State Rep. Alan Baker, R-Brewton, has filed a bill that would extend a statewide moratorium on large landfills — such as the proposed Conecuh Woods property — by another year.
Last year, lawmakers passed a two-year moratorium to give the state departments of health and environmental management time to review Alabama’s solid waste management plan and the approvals process for such landfills.
The Alabama Department of Environmental Management is working on the study of the solid waste plan, but Baker said it could take another year to finish.
“That would put us in the middle of next year’s (legislative) session,” Baker said. “That doesn’t give us a lot of time to digest the information.”

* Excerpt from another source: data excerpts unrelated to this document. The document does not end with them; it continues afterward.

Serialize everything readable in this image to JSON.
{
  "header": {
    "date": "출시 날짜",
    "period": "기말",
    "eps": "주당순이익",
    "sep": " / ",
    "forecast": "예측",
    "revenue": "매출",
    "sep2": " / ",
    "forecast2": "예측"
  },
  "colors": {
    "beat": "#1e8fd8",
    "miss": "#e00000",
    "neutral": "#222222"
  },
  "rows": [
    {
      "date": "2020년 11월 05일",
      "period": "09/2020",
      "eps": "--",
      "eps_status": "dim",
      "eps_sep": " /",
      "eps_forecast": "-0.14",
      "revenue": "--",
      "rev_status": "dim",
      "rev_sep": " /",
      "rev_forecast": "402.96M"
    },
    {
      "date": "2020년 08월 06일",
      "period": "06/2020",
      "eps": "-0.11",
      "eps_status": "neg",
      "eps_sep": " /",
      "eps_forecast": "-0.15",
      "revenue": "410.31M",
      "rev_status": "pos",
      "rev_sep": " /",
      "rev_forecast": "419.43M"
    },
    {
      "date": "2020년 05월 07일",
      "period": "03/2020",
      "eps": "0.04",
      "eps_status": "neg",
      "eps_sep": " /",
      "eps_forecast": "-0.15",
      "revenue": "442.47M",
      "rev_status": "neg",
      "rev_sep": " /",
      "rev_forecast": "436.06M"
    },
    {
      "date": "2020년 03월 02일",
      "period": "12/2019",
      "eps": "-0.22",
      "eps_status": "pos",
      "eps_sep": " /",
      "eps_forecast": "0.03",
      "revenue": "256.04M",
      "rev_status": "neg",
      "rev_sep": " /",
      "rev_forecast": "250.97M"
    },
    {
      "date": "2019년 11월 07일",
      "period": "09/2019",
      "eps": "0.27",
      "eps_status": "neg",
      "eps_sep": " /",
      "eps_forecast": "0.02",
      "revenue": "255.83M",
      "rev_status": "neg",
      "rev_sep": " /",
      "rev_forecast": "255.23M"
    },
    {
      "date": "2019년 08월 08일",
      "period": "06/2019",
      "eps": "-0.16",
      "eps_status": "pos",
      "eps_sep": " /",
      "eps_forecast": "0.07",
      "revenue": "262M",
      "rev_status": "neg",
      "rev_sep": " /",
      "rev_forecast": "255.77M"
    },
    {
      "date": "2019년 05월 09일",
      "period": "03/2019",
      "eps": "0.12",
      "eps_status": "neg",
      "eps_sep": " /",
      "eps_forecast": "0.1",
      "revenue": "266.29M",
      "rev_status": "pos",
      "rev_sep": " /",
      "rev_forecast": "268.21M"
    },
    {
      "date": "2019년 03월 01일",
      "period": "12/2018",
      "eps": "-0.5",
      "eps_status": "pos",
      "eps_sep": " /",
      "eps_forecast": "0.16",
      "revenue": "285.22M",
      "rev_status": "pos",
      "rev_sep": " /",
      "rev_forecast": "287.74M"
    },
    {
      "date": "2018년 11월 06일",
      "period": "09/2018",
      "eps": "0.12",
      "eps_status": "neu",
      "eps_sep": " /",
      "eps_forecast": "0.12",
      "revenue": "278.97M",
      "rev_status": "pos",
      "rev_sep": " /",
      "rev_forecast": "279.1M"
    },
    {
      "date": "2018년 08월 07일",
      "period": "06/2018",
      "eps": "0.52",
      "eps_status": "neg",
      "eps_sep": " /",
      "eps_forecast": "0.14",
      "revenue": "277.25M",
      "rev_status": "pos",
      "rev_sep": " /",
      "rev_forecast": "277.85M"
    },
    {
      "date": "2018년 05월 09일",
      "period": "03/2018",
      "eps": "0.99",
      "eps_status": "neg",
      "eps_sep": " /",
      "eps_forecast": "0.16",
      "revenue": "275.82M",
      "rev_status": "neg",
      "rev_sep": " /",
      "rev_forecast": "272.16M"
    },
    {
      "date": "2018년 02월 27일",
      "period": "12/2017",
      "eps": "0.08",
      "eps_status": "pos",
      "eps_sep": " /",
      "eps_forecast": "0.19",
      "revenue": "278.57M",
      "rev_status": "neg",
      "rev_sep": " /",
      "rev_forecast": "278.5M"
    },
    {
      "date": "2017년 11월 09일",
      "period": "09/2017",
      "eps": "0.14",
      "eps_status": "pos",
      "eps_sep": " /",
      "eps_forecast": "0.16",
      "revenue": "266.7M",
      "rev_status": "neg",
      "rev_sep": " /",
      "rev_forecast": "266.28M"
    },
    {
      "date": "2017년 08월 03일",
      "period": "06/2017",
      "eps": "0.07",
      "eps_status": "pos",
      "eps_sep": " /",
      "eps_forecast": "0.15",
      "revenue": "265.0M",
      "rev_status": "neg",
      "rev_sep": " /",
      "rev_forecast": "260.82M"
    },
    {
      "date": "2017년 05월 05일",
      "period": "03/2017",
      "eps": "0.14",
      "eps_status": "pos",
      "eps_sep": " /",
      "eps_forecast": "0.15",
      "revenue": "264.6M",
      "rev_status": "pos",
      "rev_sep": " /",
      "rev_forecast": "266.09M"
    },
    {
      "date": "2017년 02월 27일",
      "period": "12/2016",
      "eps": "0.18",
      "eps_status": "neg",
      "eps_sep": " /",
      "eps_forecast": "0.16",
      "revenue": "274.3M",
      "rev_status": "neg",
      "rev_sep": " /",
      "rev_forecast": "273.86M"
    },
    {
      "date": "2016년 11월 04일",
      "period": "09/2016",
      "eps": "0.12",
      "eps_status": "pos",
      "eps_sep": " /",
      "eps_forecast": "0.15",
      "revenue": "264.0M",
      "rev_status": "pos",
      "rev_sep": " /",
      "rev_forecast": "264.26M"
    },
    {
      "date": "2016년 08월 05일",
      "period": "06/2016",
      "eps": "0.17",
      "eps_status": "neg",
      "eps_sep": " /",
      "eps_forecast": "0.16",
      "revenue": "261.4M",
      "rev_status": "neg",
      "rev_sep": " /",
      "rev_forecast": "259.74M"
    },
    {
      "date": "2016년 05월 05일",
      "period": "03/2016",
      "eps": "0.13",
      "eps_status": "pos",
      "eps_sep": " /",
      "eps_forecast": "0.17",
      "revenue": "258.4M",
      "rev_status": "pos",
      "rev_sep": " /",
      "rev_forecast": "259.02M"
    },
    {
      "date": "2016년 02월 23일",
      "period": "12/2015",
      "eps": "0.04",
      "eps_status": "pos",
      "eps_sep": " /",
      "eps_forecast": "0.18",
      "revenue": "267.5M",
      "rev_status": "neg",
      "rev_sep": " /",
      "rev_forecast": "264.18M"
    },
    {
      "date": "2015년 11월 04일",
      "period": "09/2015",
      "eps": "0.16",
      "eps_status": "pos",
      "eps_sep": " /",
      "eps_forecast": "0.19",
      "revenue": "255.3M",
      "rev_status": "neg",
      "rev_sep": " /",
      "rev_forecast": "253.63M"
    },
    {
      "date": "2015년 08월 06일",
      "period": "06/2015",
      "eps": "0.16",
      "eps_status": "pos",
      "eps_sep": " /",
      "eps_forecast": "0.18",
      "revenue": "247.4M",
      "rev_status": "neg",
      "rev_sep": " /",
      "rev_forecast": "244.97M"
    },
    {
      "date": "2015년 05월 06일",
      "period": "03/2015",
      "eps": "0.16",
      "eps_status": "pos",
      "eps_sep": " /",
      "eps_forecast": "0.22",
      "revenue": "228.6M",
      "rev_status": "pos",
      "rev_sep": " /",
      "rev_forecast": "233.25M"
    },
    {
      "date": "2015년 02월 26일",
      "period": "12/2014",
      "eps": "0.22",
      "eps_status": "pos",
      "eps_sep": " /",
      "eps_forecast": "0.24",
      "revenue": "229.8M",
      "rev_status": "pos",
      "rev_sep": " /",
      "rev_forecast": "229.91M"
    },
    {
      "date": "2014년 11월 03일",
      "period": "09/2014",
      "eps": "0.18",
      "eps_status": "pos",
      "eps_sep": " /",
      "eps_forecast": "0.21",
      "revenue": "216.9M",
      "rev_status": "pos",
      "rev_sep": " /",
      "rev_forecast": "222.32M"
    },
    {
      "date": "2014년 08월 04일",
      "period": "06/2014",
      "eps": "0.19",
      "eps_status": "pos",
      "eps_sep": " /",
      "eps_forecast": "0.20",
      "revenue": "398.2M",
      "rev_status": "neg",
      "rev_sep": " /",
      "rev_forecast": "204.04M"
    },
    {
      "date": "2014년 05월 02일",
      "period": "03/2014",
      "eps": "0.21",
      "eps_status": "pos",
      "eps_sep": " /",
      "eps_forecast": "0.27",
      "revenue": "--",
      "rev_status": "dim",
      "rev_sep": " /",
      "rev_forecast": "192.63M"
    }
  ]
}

Baker said if he had known the study would have taken so long, he would have asked for a three-year moratorium in the original bill.
In the meantime, lawyers are continuing the fight in court.
The Town of Repton — just a few miles from the proposed landfill site — filed a lawsuit last spring to fight the landfill, just days after the Conecuh County Commission voted 3-2 to approve an application for the landfill.
After several months of legal wrangling, defendants Conecuh Woods — the developers — and the Conecuh County Commission filed an appeal to have the case tossed out by the state Supreme Court.
The justices, however, sent the case back to circuit court in December. An out-of-town judge — brought in after local judges recused themselves — had already ordered that depositions and discovery of evidence begin in the case.
It has been about six years since word of the proposed 5,100-acre landfill spread in the community; a grassroots group, Citizens for a Clean Southwest Alabama, quickly formed to oppose it.
Those opposed contend the landfill would drive down property values and be a health hazard — not only in the immediate area but downriver in Brewton and other cities — while developers have said the landfill would bring needed funds and new industry to Conecuh County.
The Escambia County Commission and the cities of Brewton and Atmore have joined the lawsuit against the landfill.